I look forward to seeing many of you at Photonics West – the optics community’s single largest technical conference and exhibit. Much more information about Photonics West can be found inside this issue of SPIE Professional.
As SPIE President-Elect, I ran the annual strategic planning in 2013.
Central to any strategic plan is defining our ‘core.’ Why does SPIE exist? What motivates our members to dedicate their creative time, talents, and treasure? What would be lost if SPIE ceased to exist?
To me the answers are simple. SPIE is more than a Society, more than staff and buildings in the US and UK.
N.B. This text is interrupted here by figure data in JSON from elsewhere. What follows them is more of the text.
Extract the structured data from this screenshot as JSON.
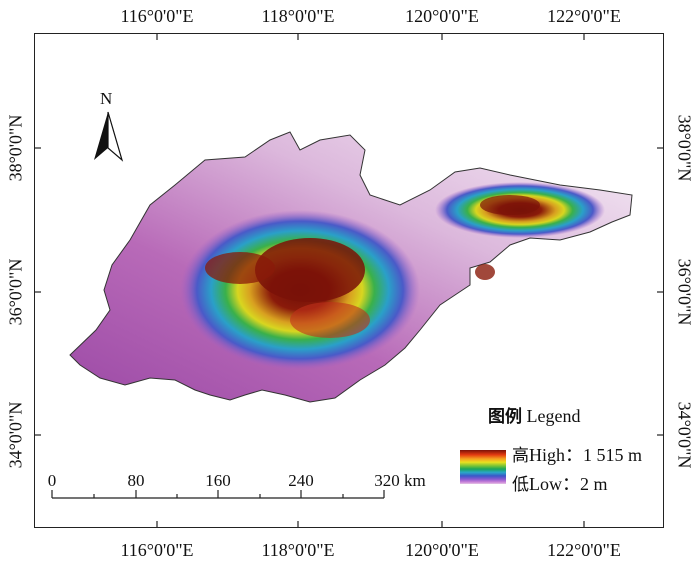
{
  "map": {
    "top_longitude_labels": [
      "116°0'0\"E",
      "118°0'0\"E",
      "120°0'0\"E",
      "122°0'0\"E"
    ],
    "bottom_longitude_labels": [
      "116°0'0\"E",
      "118°0'0\"E",
      "120°0'0\"E",
      "122°0'0\"E"
    ],
    "left_latitude_labels": [
      "38°0'0\"N",
      "36°0'0\"N",
      "34°0'0\"N"
    ],
    "right_latitude_labels": [
      "38°0'0\"N",
      "36°0'0\"N",
      "34°0'0\"N"
    ],
    "north_arrow_label": "N",
    "legend": {
      "title_cn": "图例",
      "title_en": "Legend",
      "high_cn": "高",
      "high_label": "High：1 515 m",
      "low_cn": "低",
      "low_label": "Low：2 m",
      "ramp_colors": [
        "#7a1208",
        "#e33a10",
        "#f4a020",
        "#e9e020",
        "#6ac03a",
        "#1aa55a",
        "#2aa8c8",
        "#3a58c8",
        "#8a5ad0",
        "#c880d8",
        "#e6c4e6"
      ]
    },
    "scale_bar": {
      "ticks": [
        "0",
        "80",
        "160",
        "240",
        "320 km"
      ]
    }
  }
}
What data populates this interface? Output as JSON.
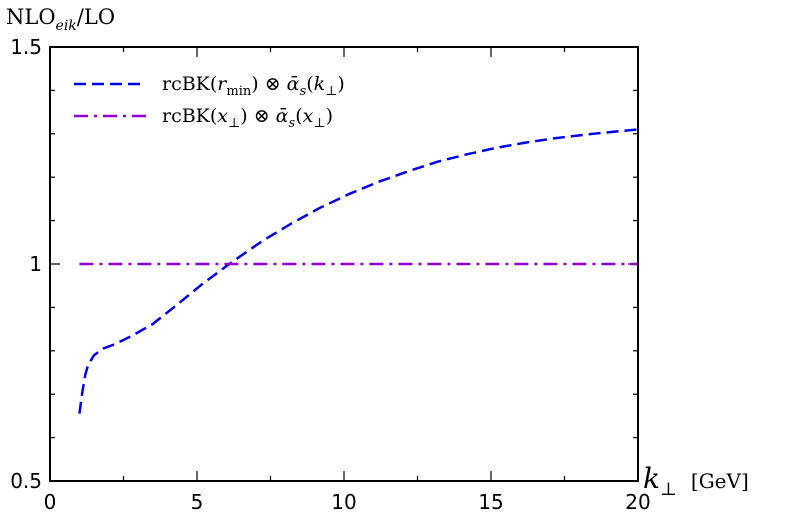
{
  "chart_data": {
    "type": "line",
    "title": "",
    "ylabel": {
      "base": "NLO",
      "sub": "eik",
      "rest": "/LO"
    },
    "xlabel": {
      "main": "k",
      "sub": "⊥",
      "unit": "[GeV]"
    },
    "xlim": [
      0,
      20
    ],
    "ylim": [
      0.5,
      1.5
    ],
    "x_ticks": [
      0,
      5,
      10,
      15,
      20
    ],
    "x_tick_labels": [
      "0",
      "5",
      "10",
      "15",
      "20"
    ],
    "y_ticks": [
      0.5,
      1,
      1.5
    ],
    "y_tick_labels": [
      "0.5",
      "1",
      "1.5"
    ],
    "grid": false,
    "legend_position": "top-left",
    "series": [
      {
        "name": "rcBK(r_min) ⊗ ᾱ_s(k_⊥)",
        "legend": {
          "a": "rcBK(",
          "b": "r",
          "c": "min",
          "d": ") ⊗ ",
          "e": "ᾱ",
          "f": "s",
          "g": "(",
          "h": "k",
          "i": "⊥",
          "j": ")"
        },
        "color": "#0000ee",
        "dash": "long-dash",
        "x": [
          1.0,
          1.1,
          1.2,
          1.3,
          1.5,
          1.8,
          2.2,
          2.8,
          3.5,
          4.3,
          5.2,
          6.2,
          7.2,
          8.2,
          9.2,
          10.2,
          11.2,
          12.2,
          13.2,
          14.2,
          15.2,
          16.2,
          17.2,
          18.2,
          19.2,
          20.0
        ],
        "y": [
          0.655,
          0.705,
          0.745,
          0.768,
          0.79,
          0.805,
          0.815,
          0.835,
          0.862,
          0.905,
          0.955,
          1.005,
          1.052,
          1.093,
          1.13,
          1.162,
          1.19,
          1.214,
          1.236,
          1.253,
          1.268,
          1.28,
          1.29,
          1.298,
          1.305,
          1.31
        ]
      },
      {
        "name": "rcBK(x_⊥) ⊗ ᾱ_s(x_⊥)",
        "legend": {
          "a": "rcBK(",
          "b": "x",
          "c": "⊥",
          "d": ") ⊗ ",
          "e": "ᾱ",
          "f": "s",
          "g": "(",
          "h": "x",
          "i": "⊥",
          "j": ")"
        },
        "color": "#9400d3",
        "dash": "dash-dot",
        "x": [
          1.0,
          5.0,
          10.0,
          15.0,
          20.0
        ],
        "y": [
          1.0,
          1.0,
          1.0,
          1.0,
          1.0
        ]
      }
    ]
  }
}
SPIE is a community. SPIE is my family.
I have been thinking about these concepts since before 1990 when I wrote an opinion piece for OE Reports about how SPIE is an international community sharing the common bond of optics and serving the needs of diverse technical communities.
I frequently talk to members who say that of all the professional meetings they go to, the SPIE conference they attend for their “community” is the most important.
And as I travel the world representing SPIE, I am struck by the fundamental need of human communities to have a central gathering place to connect, communicate, and conduct commerce.
SPIE fulfills that need in the optics community.